Things got worse for David French. Much worse. Perhaps the worst is yet to come.

All things considered, I've been fairly fortunate. My opposition to Trump hasn't resulted in threats of harm to myself much less my family. Knock on wood. Sure, I know the comments section in my old American Spectator articles and blog posts were pretty nasty. But that was always the case. Over time, even before Trump threw his hat in the ring, I seldom heeded it my attention. In the rare times I did look at my comments it only served as a reminder of why I stopped looking at them. There was nothing of value for me to read.

Of course, I have since stopped writing for The American Spectator. The circumstances of my departure were on my own terms and at no time did I fear for my safety. Nevertheless, The American Spectator was unwilling and unable to respect nor tolerate my dissent. Yes, I understand they abhor Hillary Clinton. So do I. But this standard wasn't applied to Mitt Romney against Barack Obama four years ago. I and other American Spectator contributors criticized Romney after he won the Republican nomination especially his 47% comment. So what makes Trump so special?
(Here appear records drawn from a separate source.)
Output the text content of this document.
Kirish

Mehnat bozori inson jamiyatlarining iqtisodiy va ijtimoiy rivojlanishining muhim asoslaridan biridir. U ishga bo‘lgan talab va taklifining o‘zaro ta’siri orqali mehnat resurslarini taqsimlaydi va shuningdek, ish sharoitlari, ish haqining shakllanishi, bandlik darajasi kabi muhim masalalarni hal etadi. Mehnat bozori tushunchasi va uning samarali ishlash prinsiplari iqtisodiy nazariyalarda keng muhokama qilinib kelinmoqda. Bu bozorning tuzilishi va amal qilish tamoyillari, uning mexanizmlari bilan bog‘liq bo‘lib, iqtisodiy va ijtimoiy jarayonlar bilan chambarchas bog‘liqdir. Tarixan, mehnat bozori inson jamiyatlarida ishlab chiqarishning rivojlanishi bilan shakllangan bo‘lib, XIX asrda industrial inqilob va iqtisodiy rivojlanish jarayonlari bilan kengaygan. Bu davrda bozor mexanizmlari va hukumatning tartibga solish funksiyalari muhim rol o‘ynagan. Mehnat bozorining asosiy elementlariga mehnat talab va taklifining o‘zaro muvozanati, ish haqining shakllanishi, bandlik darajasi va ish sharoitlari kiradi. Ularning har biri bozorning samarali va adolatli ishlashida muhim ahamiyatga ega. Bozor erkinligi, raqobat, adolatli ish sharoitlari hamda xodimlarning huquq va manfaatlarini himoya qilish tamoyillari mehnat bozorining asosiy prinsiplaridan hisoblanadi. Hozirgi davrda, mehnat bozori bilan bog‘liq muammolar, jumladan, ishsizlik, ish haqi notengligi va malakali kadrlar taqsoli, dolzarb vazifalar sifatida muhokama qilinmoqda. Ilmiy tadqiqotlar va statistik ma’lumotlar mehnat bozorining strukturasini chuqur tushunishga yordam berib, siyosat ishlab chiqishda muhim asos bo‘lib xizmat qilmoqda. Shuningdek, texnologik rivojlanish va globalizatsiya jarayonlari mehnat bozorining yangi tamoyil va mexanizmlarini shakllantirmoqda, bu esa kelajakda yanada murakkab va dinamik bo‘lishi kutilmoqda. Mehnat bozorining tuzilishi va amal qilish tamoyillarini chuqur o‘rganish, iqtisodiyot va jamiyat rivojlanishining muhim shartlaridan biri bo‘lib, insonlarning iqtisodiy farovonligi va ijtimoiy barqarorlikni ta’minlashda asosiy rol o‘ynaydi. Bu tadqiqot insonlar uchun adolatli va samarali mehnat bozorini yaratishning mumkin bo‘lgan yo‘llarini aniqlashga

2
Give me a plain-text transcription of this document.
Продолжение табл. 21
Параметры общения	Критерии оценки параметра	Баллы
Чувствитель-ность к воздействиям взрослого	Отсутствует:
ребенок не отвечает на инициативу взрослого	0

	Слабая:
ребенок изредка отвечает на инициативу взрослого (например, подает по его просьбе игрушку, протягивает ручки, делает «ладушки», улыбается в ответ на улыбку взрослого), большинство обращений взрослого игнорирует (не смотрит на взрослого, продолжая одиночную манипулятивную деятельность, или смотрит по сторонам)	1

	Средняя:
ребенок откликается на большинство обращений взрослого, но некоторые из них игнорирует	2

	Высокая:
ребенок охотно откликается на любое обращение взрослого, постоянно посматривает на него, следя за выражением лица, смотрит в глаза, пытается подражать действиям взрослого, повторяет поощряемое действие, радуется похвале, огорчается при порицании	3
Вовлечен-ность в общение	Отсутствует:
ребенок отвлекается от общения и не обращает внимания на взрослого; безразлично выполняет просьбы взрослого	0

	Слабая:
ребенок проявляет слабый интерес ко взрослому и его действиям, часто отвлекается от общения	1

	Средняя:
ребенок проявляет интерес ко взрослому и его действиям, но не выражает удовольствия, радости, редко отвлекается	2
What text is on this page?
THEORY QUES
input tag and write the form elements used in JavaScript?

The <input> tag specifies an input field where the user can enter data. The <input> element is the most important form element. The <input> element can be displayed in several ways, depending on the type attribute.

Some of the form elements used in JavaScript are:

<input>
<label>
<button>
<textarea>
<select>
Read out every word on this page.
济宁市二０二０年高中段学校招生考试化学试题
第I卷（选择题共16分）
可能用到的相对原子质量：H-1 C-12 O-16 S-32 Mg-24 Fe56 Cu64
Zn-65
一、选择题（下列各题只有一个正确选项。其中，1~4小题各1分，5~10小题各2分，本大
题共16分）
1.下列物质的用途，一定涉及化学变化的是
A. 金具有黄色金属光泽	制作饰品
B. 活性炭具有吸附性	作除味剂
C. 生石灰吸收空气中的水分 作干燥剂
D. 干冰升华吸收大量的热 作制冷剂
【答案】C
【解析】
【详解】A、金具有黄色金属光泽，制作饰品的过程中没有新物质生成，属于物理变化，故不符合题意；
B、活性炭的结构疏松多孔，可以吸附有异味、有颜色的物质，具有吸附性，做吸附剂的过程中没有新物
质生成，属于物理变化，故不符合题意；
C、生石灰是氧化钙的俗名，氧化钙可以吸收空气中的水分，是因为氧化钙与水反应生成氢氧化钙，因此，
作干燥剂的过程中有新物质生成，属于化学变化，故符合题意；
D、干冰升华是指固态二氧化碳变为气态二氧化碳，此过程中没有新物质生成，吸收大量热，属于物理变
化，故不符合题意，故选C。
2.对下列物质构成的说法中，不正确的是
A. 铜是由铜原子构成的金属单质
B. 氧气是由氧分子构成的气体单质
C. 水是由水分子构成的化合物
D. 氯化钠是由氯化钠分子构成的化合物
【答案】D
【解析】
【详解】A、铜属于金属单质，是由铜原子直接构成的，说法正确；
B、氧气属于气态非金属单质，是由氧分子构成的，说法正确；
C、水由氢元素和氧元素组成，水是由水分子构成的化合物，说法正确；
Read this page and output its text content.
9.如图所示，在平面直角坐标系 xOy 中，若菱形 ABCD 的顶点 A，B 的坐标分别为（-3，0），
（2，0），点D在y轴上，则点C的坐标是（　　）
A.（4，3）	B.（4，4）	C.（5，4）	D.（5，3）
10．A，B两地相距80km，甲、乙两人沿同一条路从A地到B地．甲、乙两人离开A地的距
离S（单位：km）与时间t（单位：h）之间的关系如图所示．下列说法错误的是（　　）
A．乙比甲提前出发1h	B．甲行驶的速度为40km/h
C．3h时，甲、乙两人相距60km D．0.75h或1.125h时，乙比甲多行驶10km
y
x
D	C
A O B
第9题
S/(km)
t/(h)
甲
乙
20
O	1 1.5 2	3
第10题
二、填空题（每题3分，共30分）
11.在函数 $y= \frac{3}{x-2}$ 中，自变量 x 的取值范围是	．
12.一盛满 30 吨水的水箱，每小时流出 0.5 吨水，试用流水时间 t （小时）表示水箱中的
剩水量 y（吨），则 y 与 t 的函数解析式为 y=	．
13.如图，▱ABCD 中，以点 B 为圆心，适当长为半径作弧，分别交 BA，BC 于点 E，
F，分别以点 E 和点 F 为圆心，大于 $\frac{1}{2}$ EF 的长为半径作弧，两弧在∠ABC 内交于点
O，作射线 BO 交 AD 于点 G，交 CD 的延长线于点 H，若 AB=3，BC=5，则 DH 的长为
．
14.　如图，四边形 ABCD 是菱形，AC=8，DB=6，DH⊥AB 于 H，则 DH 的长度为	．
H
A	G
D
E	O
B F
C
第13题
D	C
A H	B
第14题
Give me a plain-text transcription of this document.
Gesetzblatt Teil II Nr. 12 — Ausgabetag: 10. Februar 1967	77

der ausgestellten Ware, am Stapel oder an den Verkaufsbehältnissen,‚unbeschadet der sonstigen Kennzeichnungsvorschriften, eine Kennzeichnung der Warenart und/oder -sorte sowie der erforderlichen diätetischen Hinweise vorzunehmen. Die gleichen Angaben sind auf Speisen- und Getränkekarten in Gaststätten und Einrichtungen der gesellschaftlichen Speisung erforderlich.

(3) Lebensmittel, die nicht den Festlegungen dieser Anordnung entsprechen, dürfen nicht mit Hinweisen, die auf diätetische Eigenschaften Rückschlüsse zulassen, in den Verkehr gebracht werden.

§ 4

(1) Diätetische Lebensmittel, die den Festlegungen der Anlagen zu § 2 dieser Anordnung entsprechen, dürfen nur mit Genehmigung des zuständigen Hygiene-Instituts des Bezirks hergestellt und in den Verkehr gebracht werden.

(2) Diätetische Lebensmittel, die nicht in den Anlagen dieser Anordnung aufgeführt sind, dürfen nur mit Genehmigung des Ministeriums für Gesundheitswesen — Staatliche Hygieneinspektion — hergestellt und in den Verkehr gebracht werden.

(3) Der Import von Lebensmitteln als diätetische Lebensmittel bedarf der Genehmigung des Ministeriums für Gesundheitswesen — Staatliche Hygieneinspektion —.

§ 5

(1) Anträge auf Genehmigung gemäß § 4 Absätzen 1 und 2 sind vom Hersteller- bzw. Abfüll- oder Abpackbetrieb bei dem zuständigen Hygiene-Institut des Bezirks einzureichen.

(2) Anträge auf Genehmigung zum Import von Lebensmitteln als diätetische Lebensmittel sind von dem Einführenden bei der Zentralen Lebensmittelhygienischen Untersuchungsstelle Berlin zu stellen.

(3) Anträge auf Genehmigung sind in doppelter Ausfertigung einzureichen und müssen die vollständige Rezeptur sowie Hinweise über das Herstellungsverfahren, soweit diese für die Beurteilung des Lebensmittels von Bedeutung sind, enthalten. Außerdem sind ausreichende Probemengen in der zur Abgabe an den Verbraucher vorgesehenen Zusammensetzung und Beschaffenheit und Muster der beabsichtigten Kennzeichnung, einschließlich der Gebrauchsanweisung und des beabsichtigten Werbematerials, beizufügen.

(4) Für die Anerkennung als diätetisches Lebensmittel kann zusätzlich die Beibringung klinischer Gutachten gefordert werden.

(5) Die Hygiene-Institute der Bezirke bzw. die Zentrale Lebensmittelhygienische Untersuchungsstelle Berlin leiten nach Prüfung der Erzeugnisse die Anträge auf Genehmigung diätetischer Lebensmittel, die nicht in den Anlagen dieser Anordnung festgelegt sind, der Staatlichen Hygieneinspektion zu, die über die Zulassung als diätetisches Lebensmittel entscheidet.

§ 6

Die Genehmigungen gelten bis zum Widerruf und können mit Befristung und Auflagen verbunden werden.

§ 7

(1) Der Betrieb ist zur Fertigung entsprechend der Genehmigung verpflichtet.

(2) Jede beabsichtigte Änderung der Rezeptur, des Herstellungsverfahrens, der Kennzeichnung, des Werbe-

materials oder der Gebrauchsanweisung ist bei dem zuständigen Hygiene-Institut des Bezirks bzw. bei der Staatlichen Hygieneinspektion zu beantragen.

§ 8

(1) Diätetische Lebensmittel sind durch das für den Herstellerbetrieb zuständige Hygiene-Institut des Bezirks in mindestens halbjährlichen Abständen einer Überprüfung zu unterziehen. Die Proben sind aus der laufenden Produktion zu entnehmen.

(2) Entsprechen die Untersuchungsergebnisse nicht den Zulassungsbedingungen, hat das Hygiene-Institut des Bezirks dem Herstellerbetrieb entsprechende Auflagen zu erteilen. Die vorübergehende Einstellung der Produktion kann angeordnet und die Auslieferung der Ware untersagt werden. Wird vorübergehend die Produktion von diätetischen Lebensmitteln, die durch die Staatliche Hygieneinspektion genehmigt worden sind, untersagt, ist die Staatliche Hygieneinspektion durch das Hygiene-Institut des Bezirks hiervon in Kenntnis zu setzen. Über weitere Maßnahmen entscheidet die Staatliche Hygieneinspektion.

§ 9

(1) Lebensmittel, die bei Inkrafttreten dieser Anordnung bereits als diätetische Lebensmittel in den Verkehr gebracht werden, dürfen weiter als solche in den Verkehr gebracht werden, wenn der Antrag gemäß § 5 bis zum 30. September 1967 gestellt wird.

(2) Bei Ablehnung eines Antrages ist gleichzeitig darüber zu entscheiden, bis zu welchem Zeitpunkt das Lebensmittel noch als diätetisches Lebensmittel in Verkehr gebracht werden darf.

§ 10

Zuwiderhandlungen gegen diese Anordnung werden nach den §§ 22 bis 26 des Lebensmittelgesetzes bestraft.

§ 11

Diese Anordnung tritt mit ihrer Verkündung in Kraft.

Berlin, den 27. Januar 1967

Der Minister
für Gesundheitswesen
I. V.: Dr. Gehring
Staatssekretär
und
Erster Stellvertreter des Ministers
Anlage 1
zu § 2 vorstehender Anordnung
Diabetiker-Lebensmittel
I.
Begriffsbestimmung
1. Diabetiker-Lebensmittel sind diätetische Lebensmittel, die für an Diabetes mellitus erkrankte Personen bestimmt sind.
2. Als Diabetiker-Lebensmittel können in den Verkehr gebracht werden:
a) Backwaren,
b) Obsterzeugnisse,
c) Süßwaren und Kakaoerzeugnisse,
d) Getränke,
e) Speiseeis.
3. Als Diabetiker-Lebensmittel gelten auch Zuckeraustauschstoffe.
But like it or not, Trump is special to a great many people. So special that all criticism must be suppressed by any and all means and a subset of Trump supporters are prepared to show their devotion by committing acts of cruelty. In the grand scheme of things, I am not surprised that Trump supporters would exhibit such cruelty. They are, after all, acting in the image of their man - a word I use in the loosest possible terms. Conor Friedersdorf's recent article in The Atlantic on Trump's callow behavior towards everyone in his path is essential in understanding Trump's nature. If cruelty is Trump's modus operandi then it is not a stretch of the imagination to conclude that some of his supporters would emulate it. If that it isn't deplorable then nothing is.